On 10.05.21 13:44, Dave Young wrote:
Hi David,
Hi Dave,
On 05/10/21 at 01:01pm, David Hildenbrand wrote:
[snip]
It also bugged me for quite a bit that we don't have a sane way to achieve
what we're doing here upstream. It somewhat feels like "this doesn't belong
in the kernel and is user policy" but then, the existing kernel support is
suboptimal.
Maybe reserving some "maybe too big but okayish to boot the system in a sane
environment -- e.g., X% of system RAM and at least Y" size first and
shrinking it later as triggered by user space early (where we do seem to
have a way to pre-calculate things now) might actually be a good direction
to look into.
Hmm, that is also an option we considered before. Even for your
suggestion we still need a kernel option to set the default ratio/value.

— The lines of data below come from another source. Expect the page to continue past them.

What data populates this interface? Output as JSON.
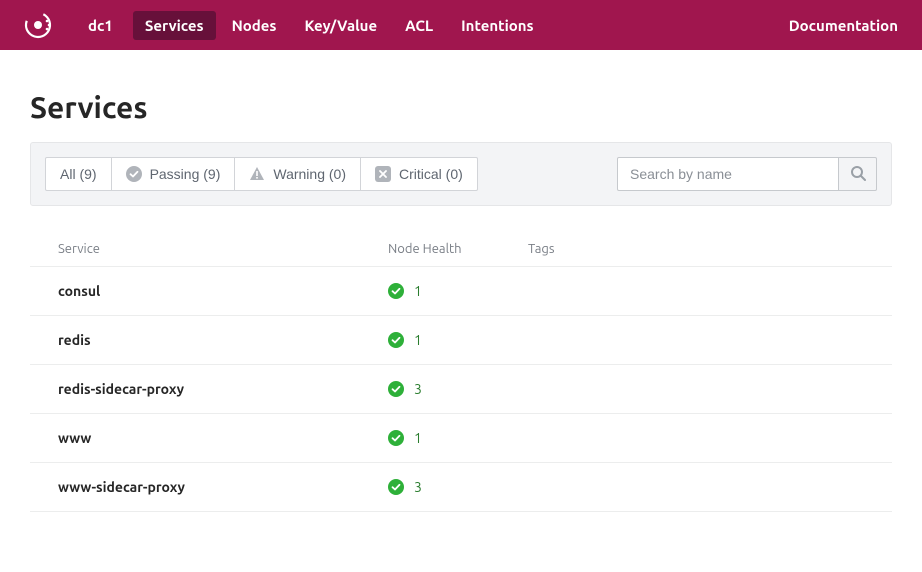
{
  "nav": {
    "datacenter": "dc1",
    "items": [
      {
        "label": "Services",
        "active": true
      },
      {
        "label": "Nodes",
        "active": false
      },
      {
        "label": "Key/Value",
        "active": false
      },
      {
        "label": "ACL",
        "active": false
      },
      {
        "label": "Intentions",
        "active": false
      }
    ],
    "right": "Documentation"
  },
  "page": {
    "title": "Services"
  },
  "filters": {
    "all": "All (9)",
    "passing": "Passing (9)",
    "warning": "Warning (0)",
    "critical": "Critical (0)"
  },
  "search": {
    "placeholder": "Search by name",
    "value": ""
  },
  "table": {
    "headers": {
      "service": "Service",
      "health": "Node Health",
      "tags": "Tags"
    },
    "rows": [
      {
        "name": "consul",
        "health_count": "1",
        "tags": ""
      },
      {
        "name": "redis",
        "health_count": "1",
        "tags": ""
      },
      {
        "name": "redis-sidecar-proxy",
        "health_count": "3",
        "tags": ""
      },
      {
        "name": "www",
        "health_count": "1",
        "tags": ""
      },
      {
        "name": "www-sidecar-proxy",
        "health_count": "3",
        "tags": ""
      }
    ]
  },
  "colors": {
    "brand": "#a0164e",
    "success": "#2eb039"
  }
}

and the ratio/value should be another patch which expands crashkernel
syntax.
Right.
Actually the kconfig help text in this patch is indeed misleading, it is
not introducing crashkernel=a:b... and no need to explain about the
crashkernel syntax, the config option is actually just some interface we
can add any valid crashkernel settings to be used by default. So current
patch help text describes the default value of crash auto str, instead
of describes what crash auto str is.
Right. And I would much rather prefer either
a) handling "auto" completely in the kernel, not just setting some
questionable default at compile time
b) passing it explicitly in via the cmdline
And crashkernel=auto makes this more flexibly. We can tune the values
easily when upgrading. But if we pass a fixed value in userspace we
can not know if the value is set by distribution automatically or by user
manually thus we can not blindly update it.
I think there are two different cases:
1. kernel space updates the value later during boot. "crashkernel=auto"
really does the right thing, meaning
a) allocate something reasonable and safe during early boot
b) update the allocation during late boot when we know what kind of
system we're running on
Then, we indeed care about "crashkernel=auto" in the kernel and I think
it would be a nice thing to have. The only question is on how to make
that a little configurable, depending on different thingies we might
want to run in the crashkernel (assuming someone doesn't want kdump).
2. user space updates the value later during boot
IMHO we don't really car who decided on the value as we do the update
from user space. If an admin messes with crashkernel=, the admin can
also mess with kdump not doing any overwrites (e.g., make that
configurable, or detect the overwrite in kdump somehow).